Los aranceles parten de un error filosófico grave: imaginar que los países comercian entre sí, como si fueran dos ejércitos negociando la paz. Pero eso es una ficción peligrosa. En realidad, no es “Colombia” quien le compra acero a “China”, así como no es “Antioquia” quien compra arroz a “Tolima”. Quienes comercian son personas y empresas. Cuando el Estado impone un arancel, no está negociando con otro país: está prohibiéndole a un individuo comprar lo que quiere, al precio que quiere, de quien quiere. Lo que restringe un arancel no es el comercio entre banderas, sino la libertad individual de elegir con quién hacer negocios. El arancel es violencia: impone por la fuerza un castigo a una decisión pacífica.
El comercio internacional no es una transferencia de riqueza existente, sino una creación activa de valor. En toda transacción voluntaria, ambas partes creen que reciben más de lo que entregan, según su propio criterio. Esa es la magia del intercambio libre: es un juego de suma positiva. Interrumpirlo con un arancel no solo rompe esa lógica, sino que destruye riqueza en el camino.
Quienes defienden los aranceles, como Trump, repiten una idea equivocada y peligrosa, que el déficit comercial es una pérdida. El déficit es un reflejo de una elección interna: los estadounidenses ahorran poco y consumen mucho. Esa no es culpa de China ni de México. Creer que el desequilibrio en el comercio es una trampa es como exigir que cada persona compre exactamente lo que vende.
Los aranceles son solo el primer paso de una espiral infernal de intervención estatal. Impones un arancel. El otro país responde. Tus productores sufren. Entonces subsidias. Luego regulas. Después legislas excepciones. El resultado: una economía llena de parches, privilegios, rentistas y distorsiones. El intervencionismo no se queda quieto. Se encadena. Y cada eslabón nos aleja más de la libertad y del orden espontáneo que hace posible el progreso.
El mercado es un sistema descentralizado de coordinación, de decisiones, dispersas y libres, se entrelazan para generar precios, innovación, soluciones. Cuando el Estado impone un arancel, interrumpe esa coordinación. El caos mata la cooperación. La incertidumbre - como la que genera Trump con su proteccionismo errático - es un veneno para la inversión y el crecimiento económico.

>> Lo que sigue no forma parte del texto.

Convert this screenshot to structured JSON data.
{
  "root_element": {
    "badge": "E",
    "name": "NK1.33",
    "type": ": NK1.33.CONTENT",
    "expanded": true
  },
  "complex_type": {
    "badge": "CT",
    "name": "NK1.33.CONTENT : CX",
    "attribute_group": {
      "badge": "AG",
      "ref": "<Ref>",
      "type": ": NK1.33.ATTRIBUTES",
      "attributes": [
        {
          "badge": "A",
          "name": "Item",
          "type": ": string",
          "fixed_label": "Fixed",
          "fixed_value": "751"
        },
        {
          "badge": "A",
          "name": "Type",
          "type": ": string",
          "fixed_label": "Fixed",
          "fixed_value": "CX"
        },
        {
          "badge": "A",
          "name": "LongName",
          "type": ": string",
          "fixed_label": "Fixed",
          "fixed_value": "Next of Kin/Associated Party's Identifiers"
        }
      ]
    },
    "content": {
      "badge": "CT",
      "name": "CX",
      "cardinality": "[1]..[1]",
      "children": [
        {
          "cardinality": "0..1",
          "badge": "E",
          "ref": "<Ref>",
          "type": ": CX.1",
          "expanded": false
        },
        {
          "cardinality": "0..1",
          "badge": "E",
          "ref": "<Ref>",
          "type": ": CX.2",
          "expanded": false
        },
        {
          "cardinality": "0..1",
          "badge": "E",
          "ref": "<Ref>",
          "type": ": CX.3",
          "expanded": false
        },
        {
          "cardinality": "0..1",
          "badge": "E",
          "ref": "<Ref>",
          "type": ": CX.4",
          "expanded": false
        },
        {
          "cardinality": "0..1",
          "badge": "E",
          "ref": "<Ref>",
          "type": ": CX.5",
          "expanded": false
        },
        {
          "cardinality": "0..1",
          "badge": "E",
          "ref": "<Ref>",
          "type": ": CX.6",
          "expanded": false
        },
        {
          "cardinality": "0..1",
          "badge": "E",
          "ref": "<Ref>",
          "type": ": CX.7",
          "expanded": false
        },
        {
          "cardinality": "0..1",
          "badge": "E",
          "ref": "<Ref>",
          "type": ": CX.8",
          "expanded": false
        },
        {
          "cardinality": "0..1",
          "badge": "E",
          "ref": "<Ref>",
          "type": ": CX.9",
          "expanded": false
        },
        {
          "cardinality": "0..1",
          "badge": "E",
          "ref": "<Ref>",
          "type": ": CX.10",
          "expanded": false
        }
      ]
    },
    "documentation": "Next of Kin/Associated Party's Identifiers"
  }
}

El libre comercio no es un regalo, es una exigencia moral. El conocimiento está disperso en la sociedad, y solo el mercado puede aprovecharlo. Cualquier intento de planificar desde el poder es arrogancia constructivista. Los aranceles no nos hacen más fuertes. Nos hacen más pobres, más rígidos y menos libres. El mundo no necesita muros, necesita alas. No necesitamos protegernos, sino integrarnos. No necesitamos que el Estado decida por nosotros, sino que nos deje decidir.